Блистательно описав в “Процессе” сцену ареста, первое слушание, выстроив главу “Увольнение адвоката”, финал, еще пару-тройку сильных эпизодов, Кафка полностью высказался на интересовавшую его тему, но роман оставался не законченным. Что дальше? От главного героя ждать сюрпризов не приходилось. Можно сказать, что сам “Процесс” по линии развития сюжета не далеко ушел от упомянутого в нем сочинения о мучениях некой Греты, смакование коих и было самоцелью, с позволения сказать, книги.
Романы Кафки обречены быть незаконченными по определению. Пожалуй, в них мы сталкиваемся с самым бескорыстным служением литературе, когда автор дает сбыться чему-то магическому внутри себя, без всякой мысли о награде. И когда это происходит, писатель скромно отходит в сторону, совершенно не беспокоясь, чтобы придать своему труду если не коммерческий, то хотя бы законченный вид.
Что же получилось?
Получился трагифарс. Ироничная улыбка Кафки проглядывает через всю ткань повествования. И если препирательство Йозефа К. с охранниками насчет необходимости облечься в строгий черный сюртук еще можно приписать хорошему настроению писателя, то описание группы обвиняемых, добровольно просиживающих штаны в конторах канцелярий под присмотром охранника с алюминиевой саблей, уже окончательно развивает все сомнения о наличии в романе комического начала. Кафку забавляет обвиняемый К., который к месту своей казни едва ли не силой тащит за собой палачей, когда те замешкались при виде прогуливающегося полицейского.
Сначала он рвется на волю, говорит нам Кафка устами молодого человека при канцеляриях, а потом ему можно сто раз говорить, что выход здесь, и он не пошевелится.
Жалко, и нелепо, и страшно по последствиям оказаться послушной марионеткой в любительской постановке мерзавцев. Вот что хотел своим романом донести до нас Кафка.
“ — Как собака! — прошептал он так, словно его позору предстояло его пережить”. С тем К. и умер.
Роман “Процесс” задает нам вопрос, который мы и сами не раз задавали Богу, самим себе, пустому вечернему небу и нашим близким: “Зачем миру нужны мерзавцы?”

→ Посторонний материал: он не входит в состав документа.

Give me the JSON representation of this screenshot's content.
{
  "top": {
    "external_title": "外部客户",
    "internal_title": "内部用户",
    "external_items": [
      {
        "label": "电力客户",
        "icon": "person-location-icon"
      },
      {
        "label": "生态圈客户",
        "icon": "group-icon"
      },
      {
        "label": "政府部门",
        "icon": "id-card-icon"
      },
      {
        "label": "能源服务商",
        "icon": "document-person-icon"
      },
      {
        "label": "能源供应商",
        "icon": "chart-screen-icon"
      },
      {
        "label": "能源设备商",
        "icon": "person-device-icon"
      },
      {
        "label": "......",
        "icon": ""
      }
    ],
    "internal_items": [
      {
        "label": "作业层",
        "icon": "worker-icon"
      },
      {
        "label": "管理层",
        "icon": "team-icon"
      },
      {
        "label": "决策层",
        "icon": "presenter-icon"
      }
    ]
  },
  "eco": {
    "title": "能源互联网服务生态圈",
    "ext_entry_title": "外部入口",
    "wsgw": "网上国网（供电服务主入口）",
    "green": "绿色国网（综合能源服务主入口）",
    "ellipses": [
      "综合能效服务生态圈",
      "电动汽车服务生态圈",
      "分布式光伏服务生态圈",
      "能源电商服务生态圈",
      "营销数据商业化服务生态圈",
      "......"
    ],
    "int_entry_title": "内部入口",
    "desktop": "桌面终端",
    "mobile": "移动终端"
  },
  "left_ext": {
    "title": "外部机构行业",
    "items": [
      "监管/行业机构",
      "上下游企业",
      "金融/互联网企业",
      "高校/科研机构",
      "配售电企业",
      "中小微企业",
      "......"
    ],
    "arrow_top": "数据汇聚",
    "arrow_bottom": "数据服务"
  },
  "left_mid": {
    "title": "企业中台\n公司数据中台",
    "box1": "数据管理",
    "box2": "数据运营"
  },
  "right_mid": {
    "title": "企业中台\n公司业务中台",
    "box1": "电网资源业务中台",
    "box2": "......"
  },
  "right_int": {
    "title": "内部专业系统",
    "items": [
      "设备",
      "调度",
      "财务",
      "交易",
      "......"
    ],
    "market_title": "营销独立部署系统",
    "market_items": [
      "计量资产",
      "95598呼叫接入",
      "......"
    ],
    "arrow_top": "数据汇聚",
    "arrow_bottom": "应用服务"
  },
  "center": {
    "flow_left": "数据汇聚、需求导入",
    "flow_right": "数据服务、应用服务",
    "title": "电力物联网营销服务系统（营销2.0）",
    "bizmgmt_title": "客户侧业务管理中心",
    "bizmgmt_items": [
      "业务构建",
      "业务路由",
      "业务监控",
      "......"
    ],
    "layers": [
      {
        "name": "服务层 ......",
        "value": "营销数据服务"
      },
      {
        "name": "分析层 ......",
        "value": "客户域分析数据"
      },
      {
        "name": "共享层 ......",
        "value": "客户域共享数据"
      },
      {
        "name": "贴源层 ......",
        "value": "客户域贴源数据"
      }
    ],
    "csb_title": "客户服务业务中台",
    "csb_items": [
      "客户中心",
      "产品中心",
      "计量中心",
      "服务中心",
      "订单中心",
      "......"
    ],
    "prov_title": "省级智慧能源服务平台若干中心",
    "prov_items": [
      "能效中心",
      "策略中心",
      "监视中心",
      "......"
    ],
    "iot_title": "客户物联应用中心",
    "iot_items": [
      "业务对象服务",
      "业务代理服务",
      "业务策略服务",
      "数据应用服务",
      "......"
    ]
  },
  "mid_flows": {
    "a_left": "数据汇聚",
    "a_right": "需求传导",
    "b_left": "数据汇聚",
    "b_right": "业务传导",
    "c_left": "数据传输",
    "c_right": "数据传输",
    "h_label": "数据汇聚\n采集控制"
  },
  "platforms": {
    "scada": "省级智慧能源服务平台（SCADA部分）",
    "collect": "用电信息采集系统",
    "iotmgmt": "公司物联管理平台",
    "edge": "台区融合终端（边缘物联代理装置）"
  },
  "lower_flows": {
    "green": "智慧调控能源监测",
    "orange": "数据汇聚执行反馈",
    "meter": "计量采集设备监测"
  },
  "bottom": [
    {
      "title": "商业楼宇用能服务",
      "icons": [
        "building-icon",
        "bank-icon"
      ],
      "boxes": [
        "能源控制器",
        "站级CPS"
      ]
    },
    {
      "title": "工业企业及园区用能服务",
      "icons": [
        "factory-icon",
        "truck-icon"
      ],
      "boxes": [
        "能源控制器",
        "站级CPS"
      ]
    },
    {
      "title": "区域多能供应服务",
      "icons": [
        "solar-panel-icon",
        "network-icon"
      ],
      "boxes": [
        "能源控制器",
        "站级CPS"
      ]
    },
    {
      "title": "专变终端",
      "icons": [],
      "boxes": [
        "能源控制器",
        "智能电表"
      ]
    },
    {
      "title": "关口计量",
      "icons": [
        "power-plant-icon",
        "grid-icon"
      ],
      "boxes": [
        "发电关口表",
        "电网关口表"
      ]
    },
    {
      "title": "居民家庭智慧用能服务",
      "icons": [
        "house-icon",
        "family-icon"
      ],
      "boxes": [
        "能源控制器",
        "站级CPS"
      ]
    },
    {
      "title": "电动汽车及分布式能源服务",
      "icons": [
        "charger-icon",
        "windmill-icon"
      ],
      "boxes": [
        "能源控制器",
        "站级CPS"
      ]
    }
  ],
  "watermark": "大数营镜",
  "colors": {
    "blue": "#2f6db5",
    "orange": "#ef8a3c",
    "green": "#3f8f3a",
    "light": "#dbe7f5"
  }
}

Вероятно, идеального ответа на такой вопрос не существует. Но ответ парадоксальный, как мне кажется, обнаруживается не у кого иного, как у Мао Цзедуна. Звучит он так: “Когда хорошие люди бьют плохого человека — так надо. Когда хорошие люди бьют хорошего человека — это недоразумение. Когда плохие люди бьют плохого человека — это хорошо. Когда плохие люди бьют хорошего человека, то из этого испытания он выйдет еще более сильным и закаленным”.
Наверное, для порядочных людей этим и может оправдываться существование Процесса.